Appellant was listed as the president, chief executive officer, and chief operating officer of Soroban. As mentioned above, Mr. Gasson had decades of experience in business and accounting and had operated a similar business in the past – i.e., T.G. Capital. As Appellant states “Soroban operated mainly as a consulting business with Appellant providing the consulting services.” Mr. Gasson did the vast majority, if not the entirety, of work operating and generating revenue for Soroban. This included, among other things, preparing federal tax returns, signing checks for the company, executing promissory notes on Soroban’s behalf to a company owned by his daughter, and performing consulting services for Soroban’s clients. By contrast, Mrs. Gasson neither received reports concerning Soroban’s business nor played any role in business decisions of Soroban as a shareholder of the company. Her sole contribution appears to be insisting that no debt be incurred by Soroban. During the relevant time period, Appellant received income from consulting through Soroban. Although he represented that his income was only $6,000 in 2011 and filed a tax return

in 2012 showing no income, Soroban regularly generated significant revenue during that period. Indeed, in 2011, Soroban had total assets in cash and inventories worth $111,676. Likewise, in 2010, Soroban’s gross revenue was $193,877. Rather than take a regular salary for his consulting work, which indisputably generated all of Soroban’s revenue, Appellant used Soroban’s funds to pay for personal expenses as they arose. These expenses included household expenses, cash allowances for Appellant and his wife, subscriptions to certain publications, home remodeling expenses, gift payments to his children, personal tax returns, dental work, and medical expenses. Appellant did not maintain a bank account and instead transferred money from Soroban’s bank account to Mrs. Gasson’s bank account, and then withdrew those funds from her bank account to pay for the aforementioned expenses. Similarly, Mr. Gasson’s credit card bills for personal and

business-related expenses were paid by Soroban. Appellee Initiates Debt Collection from Appellant and Appellant Files Bankruptcy Petition Between May 2011 and May 2012, Appellee commenced debt collection efforts against Appellant in connection with the three judgments it had acquired from J.P. Morgan Chase and First Union National Bank of South Carolina.
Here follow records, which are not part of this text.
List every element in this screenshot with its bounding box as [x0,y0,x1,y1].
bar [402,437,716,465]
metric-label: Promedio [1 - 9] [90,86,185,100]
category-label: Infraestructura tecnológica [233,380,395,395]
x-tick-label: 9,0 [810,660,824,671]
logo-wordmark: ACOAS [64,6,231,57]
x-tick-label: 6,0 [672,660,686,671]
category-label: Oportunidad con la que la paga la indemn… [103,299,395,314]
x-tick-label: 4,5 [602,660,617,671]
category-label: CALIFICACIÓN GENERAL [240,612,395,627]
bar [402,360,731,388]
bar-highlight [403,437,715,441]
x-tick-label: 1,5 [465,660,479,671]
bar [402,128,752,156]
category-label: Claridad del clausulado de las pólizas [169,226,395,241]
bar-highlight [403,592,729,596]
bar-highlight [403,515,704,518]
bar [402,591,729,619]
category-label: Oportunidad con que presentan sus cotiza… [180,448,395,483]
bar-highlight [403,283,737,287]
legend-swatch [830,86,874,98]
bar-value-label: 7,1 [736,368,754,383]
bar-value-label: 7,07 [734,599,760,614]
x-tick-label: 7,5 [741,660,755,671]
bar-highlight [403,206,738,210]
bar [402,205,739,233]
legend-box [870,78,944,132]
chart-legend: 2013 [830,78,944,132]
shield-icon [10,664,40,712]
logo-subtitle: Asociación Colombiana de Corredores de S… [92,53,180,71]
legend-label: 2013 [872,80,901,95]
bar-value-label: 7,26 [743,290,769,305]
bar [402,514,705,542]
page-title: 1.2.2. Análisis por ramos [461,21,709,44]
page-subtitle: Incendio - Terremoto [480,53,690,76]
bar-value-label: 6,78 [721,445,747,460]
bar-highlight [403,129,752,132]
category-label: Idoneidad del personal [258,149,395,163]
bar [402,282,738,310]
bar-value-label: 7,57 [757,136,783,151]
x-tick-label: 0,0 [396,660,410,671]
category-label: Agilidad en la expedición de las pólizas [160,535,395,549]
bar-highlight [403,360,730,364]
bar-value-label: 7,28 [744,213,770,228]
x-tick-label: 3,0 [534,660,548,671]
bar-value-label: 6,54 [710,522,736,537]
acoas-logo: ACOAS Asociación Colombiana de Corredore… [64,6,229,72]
As a part of these efforts, Appellee served Mr. Gasson with an information subpoena seeking information relating to his and Mrs. Gasson’s financial affairs. In response to the subpoena, Appellant stated that he did not have any sources of income, 1099 income, or ownership of corporations or partnerships. He also represented that he did not have any checking, savings, CD, or investment accounts, either individually or jointly with a third party. He further represented that he had no interests in corporations, partnerships, and other business entities, and earned no salary from such interests. In response to questions regarding Mrs. Gasson’s sources of income, Appellant refused to provide any information on the basis that it was irrelevant.

Subsequently, in September 2012, Appellant filed a voluntary petition for relief with the Bankruptcy Court under Chapter 7 of the Bankruptcy Code.